Lia Chen arrive au cimetière. Devant elle, un zombie approche de sa démarche claudicante. Il est halé d’une nimbe de brume jaunâtre. Ses yeux injectés de sang tournoient comme une toupie. Il bave et grogne alors que le combat s’engage. C’est un adversaire balourd mais coriace. Lia Chen est contrainte d’avaler une poignée de riz glutineux enchanté pour concentrer son exorcisme de bataille et se débarrasser du monstre, mais elle ne s’en inquiète pas. Elle égale presque Maître Duan Sun dans la pratique des enchantements. Elle a une besace emplie de breloques autour de la taille. Elle sait qu’elle ne devrait pas tomber à court de composants mystiques pour affronter les vagues de monstruosités qui vont déferler cette nuit.

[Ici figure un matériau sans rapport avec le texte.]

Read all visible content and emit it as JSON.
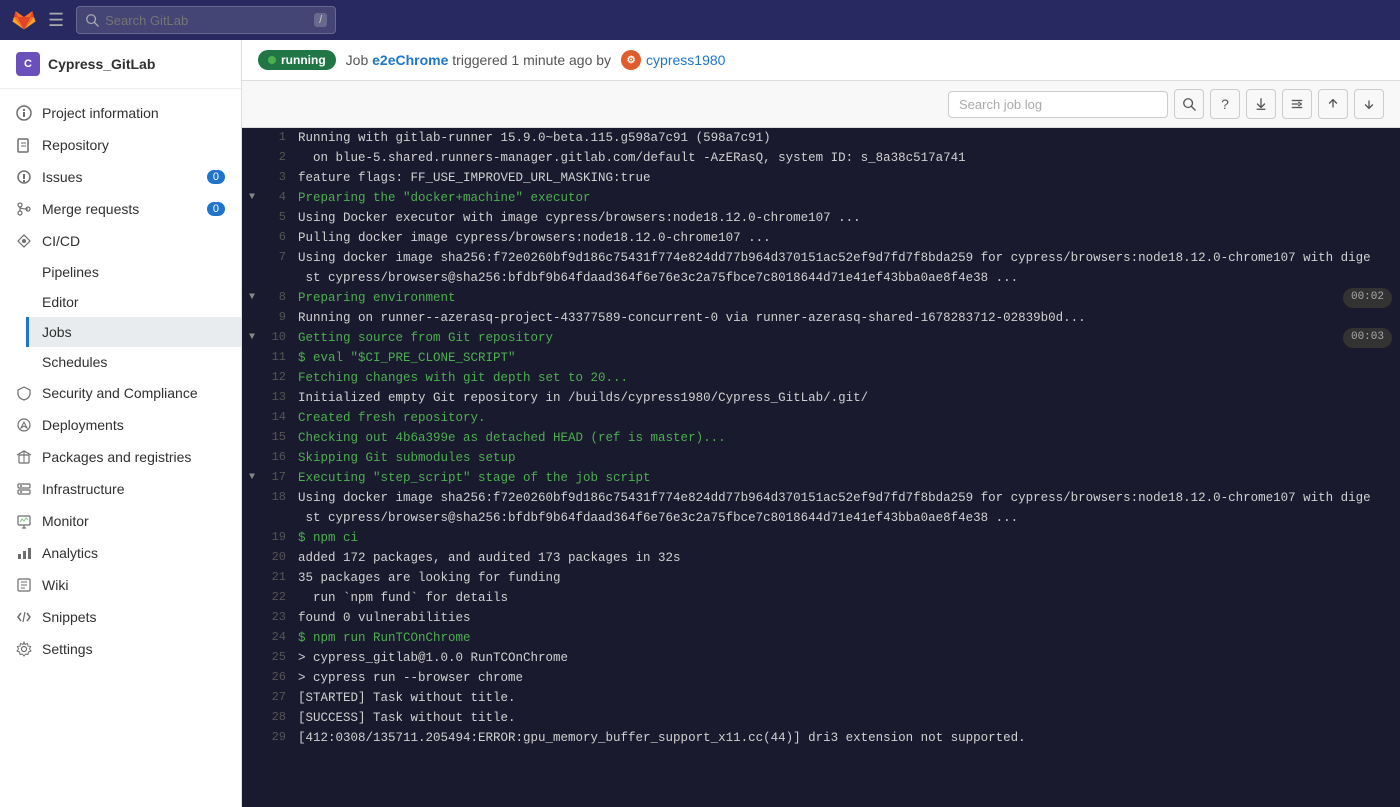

Alors que le zombie agonise dans un spasme, l’air autour de lui crépite, semble palpiter. Des filaments de brume jaillissent de son cadavre et se contorsionnent dans l’air, comme possédés. Arrivés au dessus du cimetière, ils recouvrent les stèles d’un halo de brume. Bientôt, l’endroit entier est recouvert par un brouillard jaunâtre surnaturel. Le lieu est devenu un mirage flottant entre deux réalités. On n’y perçoit plus aucun son, hormis des murmures semblant provenir d’outre-tombe et vouloir y aspirer votre âme.

Dépitée par ce revers si rapide, Lia Chen se concentre pour que ses capacités télépathiques lui montrent Xiao Long. Il ressort de la maison de Gu Xinjue, le teint pâle, affaibli, mais la mine satisfaite. Il n’a pas hésité à se sacrifier pour que la sorcière puisse bannir un monstre qui progressait du côté de la rivière Hongpu.

Un rugissement hideux explose à quelques mètres de Lia Chen. S’extirpant d’une mare d’eau saumâtre, une créature gigantesque apparaît. Elle est boursouflée, visqueuse et couverte de bubons suintants. Elle ressemble à un batracien difforme, est pourvue d’une corne aussi grande que celle d’un rhinocéros, à un œil porcin au regard presque humain et un autre œil qui gesticule au bout d’une protubérance bouffie ressemblant à un furoncle.

Lia Chen tressaillit. Elle a devant elle la Peste Jaune, l’un des lieutenants les plus coriaces du Seigneur des Enfers.